Un jardín en el asfalto
Aquella tarde regresábamos a casa como todas las tardes que tenía entrenamiento del pabellón de deportes de mi ciudad, de la ciudad donde mi hermano y yo habíamos nacido. Dábamos aquel pequeño rodeo como siempre, para que mi padre me comprase un helado.
Él llevaba mis patines, mi "stick" de hockey y mi bolsa de deporte, yo con una mano sujetaba la suya y con la otra aguantaba aquel cucurucho haciendo malabares con las bolas de helado que a duras penas se mantenian en su sitio.
El sol ya cansado de la larga jornada apenas ponía mucho interés en seguir calentando las calles y los arboles que nos acompañaban por la acera nos regalaban sus sombras atenuadas por la suave brisa de una tarde de Abril.
Entre bocado y bocado, levantaba mi cabeza y miraba hacia arriba, lo veía alto, muy alto sobre mí y él me devolvía la mirada cosida a una enorme sonrisa.
Íbamos hablando como dos adultos, de sus partidas de mus,( del que era campeón del barrio), del partido recién acabado, del paseo de todos los domingos en bicicleta por el campo.
"Anda más ligerooo, tu madre nos espera, tenemos que ir de compras". Aunque él acomodaba sus pasos a los míos, yo me retrasaba sabiendo que cogido de su mano nunca me quedaría rezagado.
Siempre que iba asido a esa mano fuerte y cálida me sentía orgulloso, hoy era especial, en el partido había marcado dos goles y aunque él era el entrenador de mi equipo, del equipo infantil del pueblo, era imparcial en las alineaciones.
Mientras jugueteaba con mi lengua dando formas diferentes al helado, iba pensando que una vez más había podido demostrar a los demás niños de mi equipo que si yo jugaba, no era por ser el hijo del entrenador, sino por mi propia valía y me sentía feliz de ver la cara de mi padre al verlo saltar con cada uno me mis tantos.
De repente sonó un trueno, cerca, muy cerca de mí, tanto que del susto, un movimiento reflejo encogió mis hombros como un repentino escalofrió y el helado cayó al suelo.
Miré para arriba y vi como caía, vi como se derrumbaba como una enorme torre de arena, como un roble centenario cercenado por el pie. En la caída, al pasar su cara junto a la mía, sus ojos miraban fijos los míos y una sonrisa borrosa ,de sorpresa le acompañaba en su corto viaje.
Con un golpe seco su cuerpo se estrelló contra la acera, como un pájaro alicortado, su mano aun sujetaba la mía.
Todo desparramado, stick, bolsa y patines, todo por el suelo, todo desordenado.

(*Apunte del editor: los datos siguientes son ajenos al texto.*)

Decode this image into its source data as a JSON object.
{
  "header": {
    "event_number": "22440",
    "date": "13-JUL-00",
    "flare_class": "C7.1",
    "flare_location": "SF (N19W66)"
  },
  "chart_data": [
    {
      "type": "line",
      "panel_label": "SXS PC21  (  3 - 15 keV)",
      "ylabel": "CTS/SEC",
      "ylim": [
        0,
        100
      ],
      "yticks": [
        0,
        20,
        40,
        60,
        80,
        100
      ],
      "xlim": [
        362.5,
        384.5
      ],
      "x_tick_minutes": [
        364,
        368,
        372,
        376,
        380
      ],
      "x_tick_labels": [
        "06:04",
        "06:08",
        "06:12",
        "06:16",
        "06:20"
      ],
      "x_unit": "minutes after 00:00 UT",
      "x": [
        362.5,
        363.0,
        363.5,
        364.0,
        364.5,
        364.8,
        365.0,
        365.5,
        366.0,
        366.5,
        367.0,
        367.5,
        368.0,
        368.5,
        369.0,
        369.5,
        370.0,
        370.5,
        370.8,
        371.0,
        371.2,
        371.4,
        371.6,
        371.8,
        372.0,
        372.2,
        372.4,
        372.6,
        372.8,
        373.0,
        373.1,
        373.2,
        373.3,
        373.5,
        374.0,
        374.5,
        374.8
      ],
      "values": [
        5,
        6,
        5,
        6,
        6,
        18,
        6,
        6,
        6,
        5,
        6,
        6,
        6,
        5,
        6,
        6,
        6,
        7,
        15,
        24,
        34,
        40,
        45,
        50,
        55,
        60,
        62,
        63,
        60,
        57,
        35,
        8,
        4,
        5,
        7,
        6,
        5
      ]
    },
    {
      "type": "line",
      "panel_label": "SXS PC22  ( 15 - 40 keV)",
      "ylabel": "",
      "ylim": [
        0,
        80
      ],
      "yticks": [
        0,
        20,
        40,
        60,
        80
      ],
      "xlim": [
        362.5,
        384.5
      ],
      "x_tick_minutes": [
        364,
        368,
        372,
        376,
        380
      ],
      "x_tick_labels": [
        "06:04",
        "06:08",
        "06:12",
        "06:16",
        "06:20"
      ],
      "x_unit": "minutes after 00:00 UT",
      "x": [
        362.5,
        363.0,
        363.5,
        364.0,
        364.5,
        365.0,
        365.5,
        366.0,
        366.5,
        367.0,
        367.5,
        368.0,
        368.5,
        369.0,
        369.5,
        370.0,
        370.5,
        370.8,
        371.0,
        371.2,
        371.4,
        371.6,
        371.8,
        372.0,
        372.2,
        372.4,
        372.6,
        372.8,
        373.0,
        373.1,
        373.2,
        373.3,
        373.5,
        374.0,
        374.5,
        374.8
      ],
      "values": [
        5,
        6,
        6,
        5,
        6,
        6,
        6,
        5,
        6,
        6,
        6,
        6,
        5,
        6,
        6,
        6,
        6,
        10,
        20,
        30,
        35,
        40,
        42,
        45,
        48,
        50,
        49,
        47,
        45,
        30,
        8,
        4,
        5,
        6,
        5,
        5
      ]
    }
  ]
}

No alcanzaba a comprender que estaba ocurriendo, !!Papá..Papá!!, las lagrimas me invadieron, tirando con las mías de su mano ntentaba levantarlo.

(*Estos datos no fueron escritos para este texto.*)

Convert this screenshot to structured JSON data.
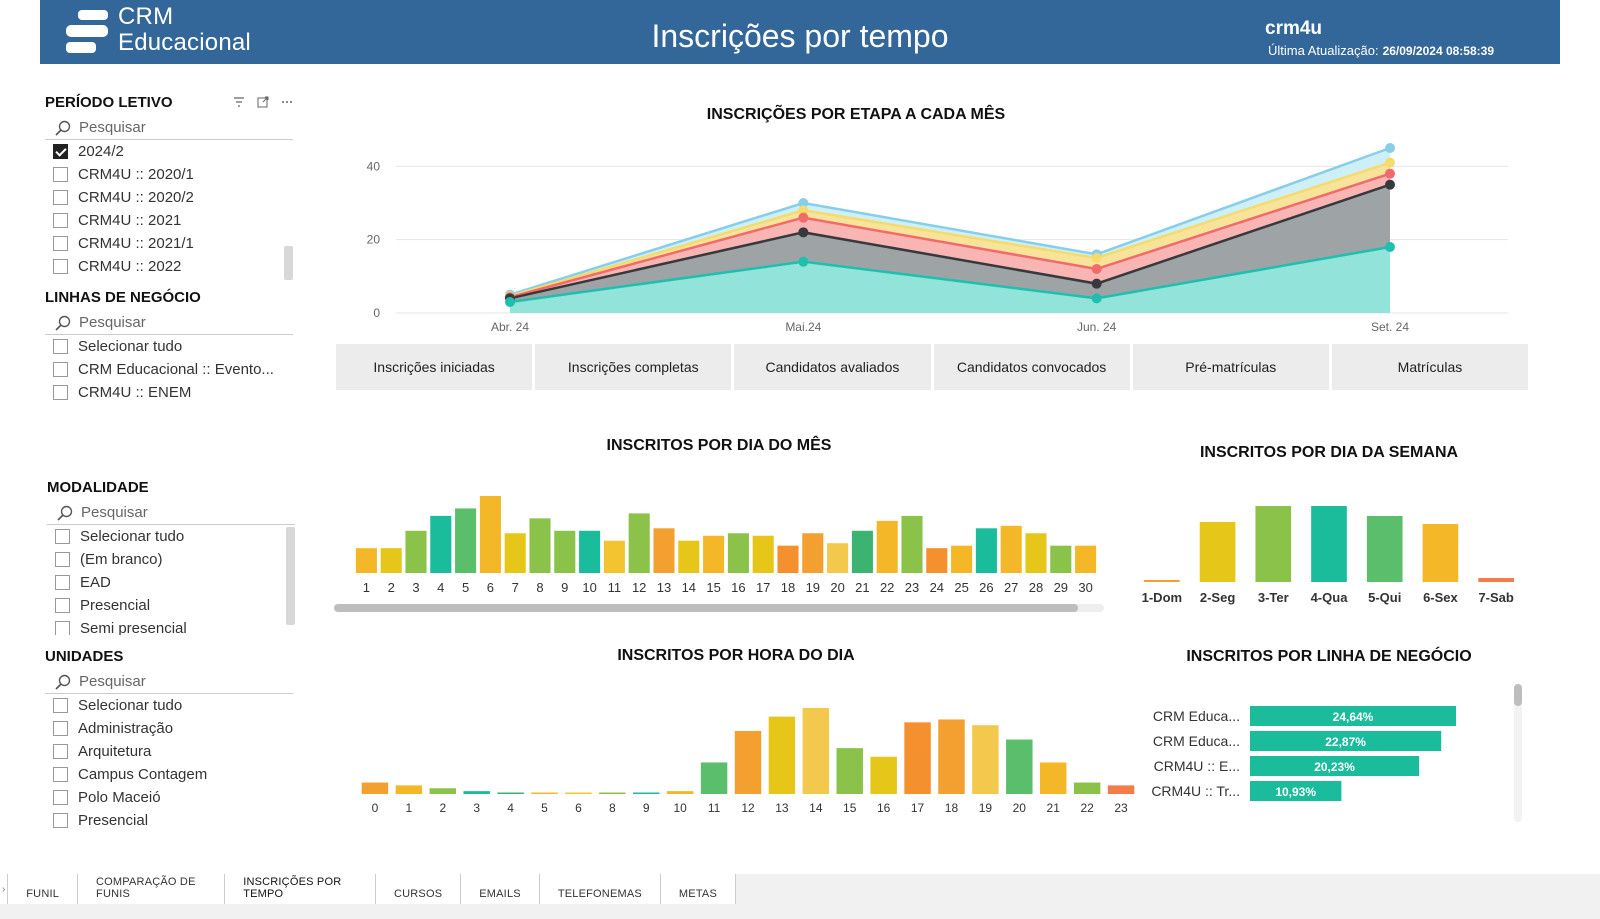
{
  "header": {
    "brand_line1": "CRM",
    "brand_line2": "Educacional",
    "title": "Inscrições por tempo",
    "org": "crm4u",
    "update_label": "Última Atualização:",
    "update_value": "26/09/2024 08:58:39",
    "colors": {
      "bar": "#336699"
    }
  },
  "slicers": {
    "periodo": {
      "title": "PERÍODO LETIVO",
      "search_placeholder": "Pesquisar",
      "tools": [
        "filter-icon",
        "expand-icon",
        "more-icon"
      ],
      "options": [
        {
          "label": "2024/2",
          "checked": true
        },
        {
          "label": "CRM4U :: 2020/1",
          "checked": false
        },
        {
          "label": "CRM4U :: 2020/2",
          "checked": false
        },
        {
          "label": "CRM4U :: 2021",
          "checked": false
        },
        {
          "label": "CRM4U :: 2021/1",
          "checked": false
        },
        {
          "label": "CRM4U :: 2022",
          "checked": false
        }
      ]
    },
    "linhas": {
      "title": "LINHAS DE NEGÓCIO",
      "search_placeholder": "Pesquisar",
      "options": [
        {
          "label": "Selecionar tudo",
          "checked": false
        },
        {
          "label": "CRM Educacional :: Evento...",
          "checked": false
        },
        {
          "label": "CRM4U :: ENEM",
          "checked": false
        }
      ]
    },
    "modalidade": {
      "title": "MODALIDADE",
      "search_placeholder": "Pesquisar",
      "options": [
        {
          "label": "Selecionar tudo",
          "checked": false
        },
        {
          "label": "(Em branco)",
          "checked": false
        },
        {
          "label": "EAD",
          "checked": false
        },
        {
          "label": "Presencial",
          "checked": false
        },
        {
          "label": "Semi presencial",
          "checked": false
        }
      ]
    },
    "unidades": {
      "title": "UNIDADES",
      "search_placeholder": "Pesquisar",
      "options": [
        {
          "label": "Selecionar tudo",
          "checked": false
        },
        {
          "label": "Administração",
          "checked": false
        },
        {
          "label": "Arquitetura",
          "checked": false
        },
        {
          "label": "Campus Contagem",
          "checked": false
        },
        {
          "label": "Polo Maceió",
          "checked": false
        },
        {
          "label": "Presencial",
          "checked": false
        }
      ]
    }
  },
  "legend_buttons": [
    "Inscrições iniciadas",
    "Inscrições completas",
    "Candidatos avaliados",
    "Candidatos convocados",
    "Pré-matrículas",
    "Matrículas"
  ],
  "chart_data": [
    {
      "type": "area",
      "title": "INSCRIÇÕES POR ETAPA A CADA MÊS",
      "categories": [
        "Abr. 24",
        "Mai.24",
        "Jun. 24",
        "Set. 24"
      ],
      "ylim": [
        0,
        45
      ],
      "yticks": [
        0,
        20,
        40
      ],
      "grid": true,
      "series": [
        {
          "values": [
            5,
            30,
            16,
            45
          ],
          "color": "#87CEEB"
        },
        {
          "values": [
            4.6,
            28,
            15,
            41
          ],
          "color": "#F5DB6B"
        },
        {
          "values": [
            4.3,
            26,
            12,
            38
          ],
          "color": "#F26B6B"
        },
        {
          "values": [
            4,
            22,
            8,
            35
          ],
          "color": "#373A3C"
        },
        {
          "values": [
            3,
            14,
            4,
            18
          ],
          "color": "#1FBFAE"
        }
      ],
      "area_colors": [
        "#CFEFF7",
        "#F8E39A",
        "#F9B4B4",
        "#9EA3A6",
        "#92E3DA"
      ]
    },
    {
      "type": "bar",
      "title": "INSCRITOS POR DIA DO MÊS",
      "categories": [
        "1",
        "2",
        "3",
        "4",
        "5",
        "6",
        "7",
        "8",
        "9",
        "10",
        "11",
        "12",
        "13",
        "14",
        "15",
        "16",
        "17",
        "18",
        "19",
        "20",
        "21",
        "22",
        "23",
        "24",
        "25",
        "26",
        "27",
        "28",
        "29",
        "30"
      ],
      "values": [
        10,
        10,
        17,
        23,
        26,
        31,
        16,
        22,
        17,
        17,
        13,
        24,
        18,
        13,
        15,
        16,
        15,
        11,
        16,
        12,
        17,
        21,
        23,
        10,
        11,
        18,
        19,
        16,
        11,
        11
      ],
      "colors": [
        "#F4B728",
        "#E6C619",
        "#8BC34A",
        "#1ABC9C",
        "#5BBE6A",
        "#F4B728",
        "#E6C619",
        "#8BC34A",
        "#8BC34A",
        "#1ABC9C",
        "#F4C430",
        "#8BC34A",
        "#F4A030",
        "#E6C619",
        "#F4B728",
        "#8BC34A",
        "#E6C619",
        "#F4902D",
        "#F4A030",
        "#F2C94C",
        "#3CB371",
        "#F4B728",
        "#8BC34A",
        "#F4902D",
        "#F4B728",
        "#1ABC9C",
        "#F4B728",
        "#E6C619",
        "#8BC34A",
        "#F4B728"
      ]
    },
    {
      "type": "bar",
      "title": "INSCRITOS POR DIA DA SEMANA",
      "categories": [
        "1-Dom",
        "2-Seg",
        "3-Ter",
        "4-Qua",
        "5-Qui",
        "6-Sex",
        "7-Sab"
      ],
      "values": [
        1,
        30,
        38,
        38,
        33,
        29,
        2
      ],
      "colors": [
        "#F4A030",
        "#E6C619",
        "#8BC34A",
        "#1ABC9C",
        "#5BBE6A",
        "#F4B728",
        "#F47B4A"
      ]
    },
    {
      "type": "bar",
      "title": "INSCRITOS POR HORA DO DIA",
      "categories": [
        "0",
        "1",
        "2",
        "3",
        "4",
        "5",
        "6",
        "8",
        "9",
        "10",
        "11",
        "12",
        "13",
        "14",
        "15",
        "16",
        "17",
        "18",
        "19",
        "20",
        "21",
        "22",
        "23"
      ],
      "values": [
        4,
        3,
        2,
        1,
        0.5,
        0.5,
        0.5,
        0.5,
        0.5,
        1,
        11,
        22,
        27,
        30,
        16,
        13,
        25,
        26,
        24,
        19,
        11,
        4,
        3
      ],
      "colors": [
        "#F4A030",
        "#F4B728",
        "#8BC34A",
        "#1ABC9C",
        "#3CB371",
        "#F4B728",
        "#F4C430",
        "#8BC34A",
        "#1ABC9C",
        "#F4B728",
        "#5BBE6A",
        "#F4A030",
        "#E6C619",
        "#F2C94C",
        "#8BC34A",
        "#E6C619",
        "#F4902D",
        "#F4A030",
        "#F2C94C",
        "#5BBE6A",
        "#F4B728",
        "#8BC34A",
        "#F47B4A"
      ]
    },
    {
      "type": "bar",
      "title": "INSCRITOS POR LINHA DE NEGÓCIO",
      "orientation": "horizontal",
      "categories": [
        "CRM Educa...",
        "CRM Educa...",
        "CRM4U :: E...",
        "CRM4U :: Tr..."
      ],
      "values": [
        24.64,
        22.87,
        20.23,
        10.93
      ],
      "labels": [
        "24,64%",
        "22,87%",
        "20,23%",
        "10,93%"
      ],
      "color": "#1ABC9C"
    }
  ],
  "tabs": [
    {
      "label": "FUNIL",
      "active": false
    },
    {
      "label": "COMPARAÇÃO DE FUNIS",
      "active": false
    },
    {
      "label": "INSCRIÇÕES POR TEMPO",
      "active": true
    },
    {
      "label": "CURSOS",
      "active": false
    },
    {
      "label": "EMAILS",
      "active": false
    },
    {
      "label": "TELEFONEMAS",
      "active": false
    },
    {
      "label": "METAS",
      "active": false
    }
  ]
}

Llorando con el alma encogida pedía ayuda desconsolado y al volver la cabeza buscando socorro y amparo, dos hombres corrían... dos encapuchados.
De su cabeza manaba un rio de vida a borbotones, encabritado, y pronto la acera y el asfalto se convirtió en un jardín de amapolas, de rosas rojas y geranios.
Su mirada seguía fija y su sonrisa borrado, seguía sin comprender porqué me hacia aquello, porque me había soltado.
Tiempo, mucho tiempo después, ya de su ausencia cansado, me dijo mi madre un día, entre dolor y llanto, "Hijo, Papá..no va a volver, a Papá....le han matado". "Alguno de los padres de tu amigos o algun Judas amargado, le puso un cruz en la espalda, como a Cristo crucificado".
Fue Txapote, el mismo que a tantos, el mismo que a Miguel Ángel Blanco, él fue el encargado.
Ya basta del silencio de los borregos asustados.
Ya basta del que mata con su silencio inmaculado.
Ya basta de mentiras, de politicos miserables que se atusan el traje para el entierro del desgraciado, de esos que navegan entre dos aguas recalando en la orilla que más engorde su mandato.
¿Quien pondrá cordura?, ¿Quien curará las heridas de esta España desangrada?.